With the introduction of tough new immigration policies, Rudd proposed to “tighten the test companies have to take before recruiting from abroad.”
“The test should ensure people coming here are filling gaps in the labour market, not taking jobs British people could do. So I want us to look again at whether our immigration system provides the right incentives for businesses to invest in British workers,” she said.
Companies already have to pass a “resident labour market test,” which includes advertising for a job twice before hiring someone who is not a permanent resident of Britain.
Labour’s shadow home secretary Andy Burnham described the notion as “increasingly xenophobic.”
“Theresa May has presided over the return of the Nasty Party,” the MP added.
“The idea of British companies producing lists of foreign workers runs counter to everything that this country has ever stood for. It would be divisive, discriminatory and risks creating real hostility in workplaces and communities.”
The Green Party issued a statement describing May’s premiership as welcoming “the most toxic rhetoric on immigration we have seen from any government in living memory.”
The Home Secretary has backtracked slightly, speaking to BBC Radio 4’s Today program saying that scrutinizing companies that employ foreign workers is “not something we’re definitely going to do.”
However, according to her speech, she plans to also change the rules concerning foreign students at British universities too. The new policy would prevent them from staying in the UK post graduation. Current rules see overseas students fast-tracked through the immigration process and receiving Tier 4 visas – one of the lowest ranks in the British points-based system. Worry has been expressed by academics and researchers alike that scientific talent would be discouraged from coming to work in the UK and thus deter innovation.

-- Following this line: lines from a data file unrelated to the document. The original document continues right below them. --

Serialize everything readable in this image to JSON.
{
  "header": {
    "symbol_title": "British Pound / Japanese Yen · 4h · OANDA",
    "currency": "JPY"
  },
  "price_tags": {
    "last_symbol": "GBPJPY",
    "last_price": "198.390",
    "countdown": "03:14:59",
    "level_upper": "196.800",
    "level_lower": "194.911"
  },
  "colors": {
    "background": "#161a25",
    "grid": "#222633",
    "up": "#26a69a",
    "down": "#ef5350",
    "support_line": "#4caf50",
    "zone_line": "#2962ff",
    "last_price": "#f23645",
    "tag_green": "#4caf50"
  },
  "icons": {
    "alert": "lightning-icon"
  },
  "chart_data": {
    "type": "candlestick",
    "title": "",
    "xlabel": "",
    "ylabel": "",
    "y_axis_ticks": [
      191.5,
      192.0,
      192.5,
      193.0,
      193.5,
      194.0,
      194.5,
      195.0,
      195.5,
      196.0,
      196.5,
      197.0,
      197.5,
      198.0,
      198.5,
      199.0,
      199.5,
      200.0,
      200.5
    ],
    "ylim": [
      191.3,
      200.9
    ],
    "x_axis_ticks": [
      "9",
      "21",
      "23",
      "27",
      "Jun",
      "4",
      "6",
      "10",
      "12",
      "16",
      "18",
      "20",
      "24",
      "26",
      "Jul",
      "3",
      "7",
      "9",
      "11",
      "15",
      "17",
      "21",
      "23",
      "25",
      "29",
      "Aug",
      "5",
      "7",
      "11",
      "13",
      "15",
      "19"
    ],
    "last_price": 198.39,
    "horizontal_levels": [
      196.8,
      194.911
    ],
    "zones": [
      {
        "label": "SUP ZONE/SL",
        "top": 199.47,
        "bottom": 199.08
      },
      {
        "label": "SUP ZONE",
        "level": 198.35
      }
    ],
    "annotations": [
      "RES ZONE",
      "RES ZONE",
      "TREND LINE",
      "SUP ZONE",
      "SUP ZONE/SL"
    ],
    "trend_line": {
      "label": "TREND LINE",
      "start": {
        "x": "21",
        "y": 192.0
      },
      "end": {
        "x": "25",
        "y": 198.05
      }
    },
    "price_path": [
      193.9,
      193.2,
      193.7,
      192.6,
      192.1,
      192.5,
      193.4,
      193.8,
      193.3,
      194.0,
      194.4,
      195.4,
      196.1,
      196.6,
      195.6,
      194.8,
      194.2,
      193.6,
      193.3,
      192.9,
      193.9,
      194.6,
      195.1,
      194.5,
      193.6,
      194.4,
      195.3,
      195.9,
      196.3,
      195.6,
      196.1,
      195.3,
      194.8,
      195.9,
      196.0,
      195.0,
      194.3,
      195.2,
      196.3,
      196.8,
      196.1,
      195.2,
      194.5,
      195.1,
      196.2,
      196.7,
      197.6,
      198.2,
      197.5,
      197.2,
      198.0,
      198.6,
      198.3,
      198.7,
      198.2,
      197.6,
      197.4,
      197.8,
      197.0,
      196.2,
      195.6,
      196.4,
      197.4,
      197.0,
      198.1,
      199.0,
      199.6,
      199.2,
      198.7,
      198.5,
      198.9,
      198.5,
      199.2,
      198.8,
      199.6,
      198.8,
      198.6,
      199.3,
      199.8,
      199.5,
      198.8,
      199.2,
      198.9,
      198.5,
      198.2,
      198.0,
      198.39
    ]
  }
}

Astronomer Royal Martin Rees told BBC2 Newsnight: “In the last 10 or 20 years the gradient was positive, but all that could be lost by the perception of what is happening now.”

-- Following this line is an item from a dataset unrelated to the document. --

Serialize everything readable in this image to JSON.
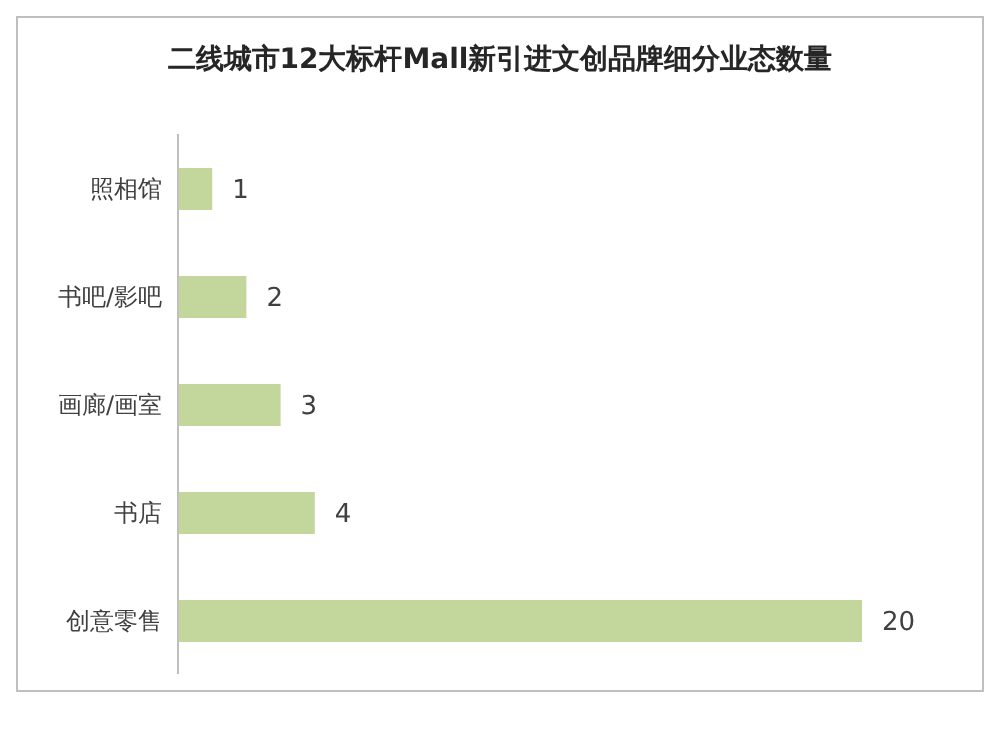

He warned that people like David Thouless, Duncan Haldane and Michael Kosterlitz, a British Nobel prize-winning team of physicists, would opt to work in other countries if these “deplorable” policies prevail.
“Two things will happen: First, outstanding foreigners won’t want to come and work here,” he said.
“People who are working here will feel that they do better abroad and, of course, young people will feel that science is not a career where they can do the best work in this country and they won’t go into science.”